The payslip shows the calculation basis for the salary you have been paid. An example of a payslip can be seen below, with explanation of what some of the fields on the payslip means. You will also find an explanation of holiday pay and tax deduction for payslips in June.
- Employee number
- Tax deduction: table or percentage
- Holiday pay which will be paid to you in June
- Number codes for wage type. Wage types instructs the payroll system how each of the lines are to be treated.
- The period the payment or deduction is for
- Deduction for occupational pension scheme
- Benefit taxation of group life insurance for state employees
- Benefit taxation of mobile/broadband paid directly by employer
- Tax deduction
- Tax base
- Tax base so far this year
- Your share of contributions to the occupational pension scheme so far this year
- Trade union fees deducted so far this year
- Holiday pay earned this year, which will be paid out next year. The holiday pay next year may be lower than this amount for those over 60 years of age, due to reduction rules in the Act relating to Holidays for the 6th holiday week.
This payslip is the one you receive all months of the year except June. See an example of payslip for June below.
Overtime on payslip
Which type of overtime paid, for example 50% overtime or 100% overtime, can be read from the name.

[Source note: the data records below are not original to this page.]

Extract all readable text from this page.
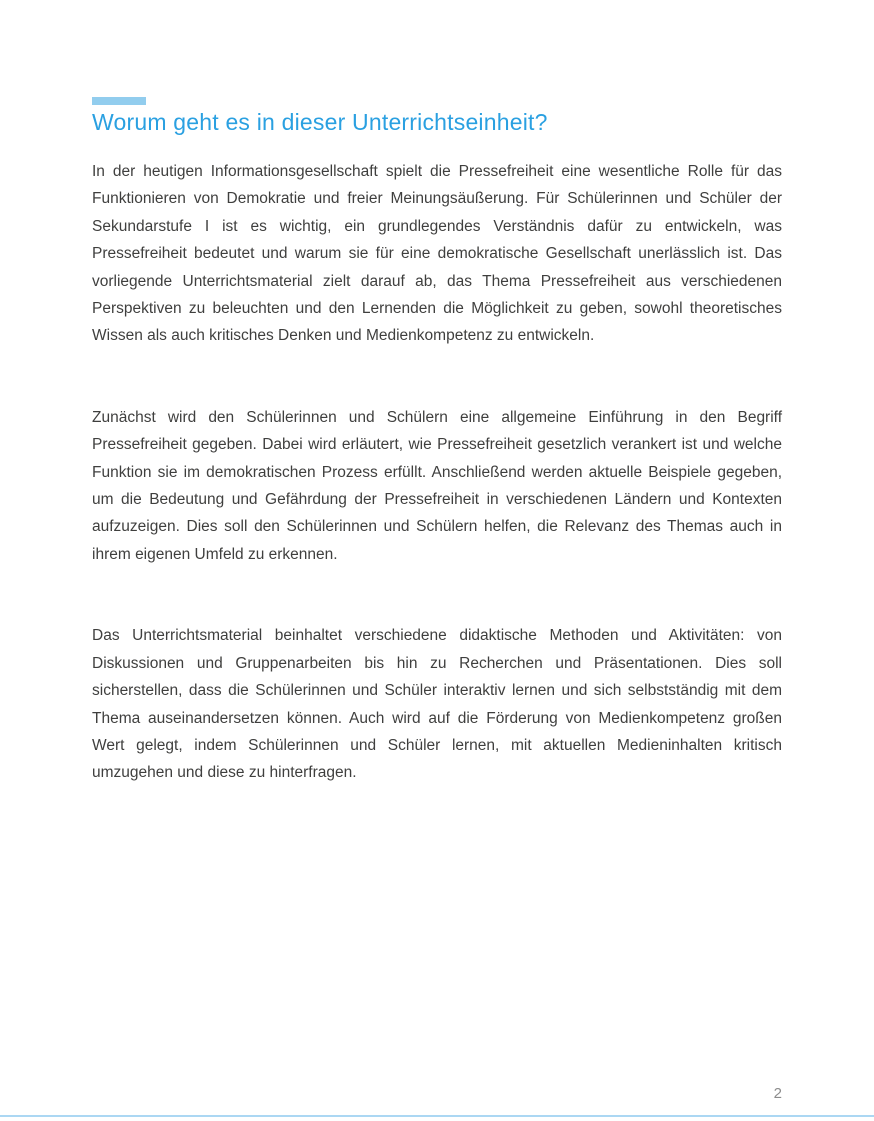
Worum geht es in dieser Unterrichtseinheit?

In der heutigen Informationsgesellschaft spielt die Pressefreiheit eine wesentliche Rolle für das Funktionieren von Demokratie und freier Meinungsäußerung. Für Schülerinnen und Schüler der Sekundarstufe I ist es wichtig, ein grundlegendes Verständnis dafür zu entwickeln, was Pressefreiheit bedeutet und warum sie für eine demokratische Gesellschaft unerlässlich ist. Das vorliegende Unterrichtsmaterial zielt darauf ab, das Thema Pressefreiheit aus verschiedenen Perspektiven zu beleuchten und den Lernenden die Möglichkeit zu geben, sowohl theoretisches Wissen als auch kritisches Denken und Medienkompetenz zu entwickeln.

Zunächst wird den Schülerinnen und Schülern eine allgemeine Einführung in den Begriff Pressefreiheit gegeben. Dabei wird erläutert, wie Pressefreiheit gesetzlich verankert ist und welche Funktion sie im demokratischen Prozess erfüllt. Anschließend werden aktuelle Beispiele gegeben, um die Bedeutung und Gefährdung der Pressefreiheit in verschiedenen Ländern und Kontexten aufzuzeigen. Dies soll den Schülerinnen und Schülern helfen, die Relevanz des Themas auch in ihrem eigenen Umfeld zu erkennen.

Das Unterrichtsmaterial beinhaltet verschiedene didaktische Methoden und Aktivitäten: von Diskussionen und Gruppenarbeiten bis hin zu Recherchen und Präsentationen. Dies soll sicherstellen, dass die Schülerinnen und Schüler interaktiv lernen und sich selbstständig mit dem Thema auseinandersetzen können. Auch wird auf die Förderung von Medienkompetenz großen Wert gelegt, indem Schülerinnen und Schüler lernen, mit aktuellen Medieninhalten kritisch umzugehen und diese zu hinterfragen.

2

Overtime is usually paid in arrears. You can see which period the overtime is for in the column Period. In No./basis the cumulative overtime for the period which is approved and will be paid on the payment in question will be listed. In some cases you may receice overtime payments from earlier months, for example if you have received a post for correction and must submit this again for approval. This will then be paid in arrears on a later payroll run. The number is rounded in accordance with the comments in §13 of the Collective agreements. Rounding of minutes to whole or half hours is done by increasing 30 minutes or more to the nearest whole hour separately, while 29 minutes or less are lost.
The payslip for June
- Salary for June
- Earned holiday pay from the previous year. Used to pay for vacation days. Excess amount is paid out to you. Makes up 12% of earned income. For those who are 60 years or older an additional 2,3% is calculated to pay for the 6th vacation week. These 2,3% are limited to 6G.
- Number of days deducted for holiday.
- Daily rate. Explains how much you are deducted for one vacation day. This is calculated based on gross annual salary and par-time percentage in June.
- Deduction for 5 weeks of holiday.
- Earned holiday pay for the current year. Paid out next year.
Tax deductions in June
- Holiday pay is always taxable income and is included in the basis for calculating the tax for the income year.
- The tax deduction card is adjusted so that a little more tax is deducted from the regular salary payments the rest of the year, in order for there to be no deduction of tax from holiday pay when it is paid out.
- Only if the holiday pay is paid the year after the year of accrual (and under certain conditions) is no tax to be deducted.
- If the employee has only been employed part of the previous year, the monthly salary cannot be paid without deduction of tax.
- Tax will also always have to be deducted in June the year the employee starts in the agency.
Example of partial earnings:
In this example the following is part of the deduction basis:
1001 Gross salary 18.704,20
7002 Pension deduction -374,50
OF19 Leave deduction, ord. -5179,62
8320 Parat (trade union fee deduction) -224,45
= Deduction basis 12.925,00
The deduction basis is always rounded down to the nearest whole number. The same applies to the tax deduction.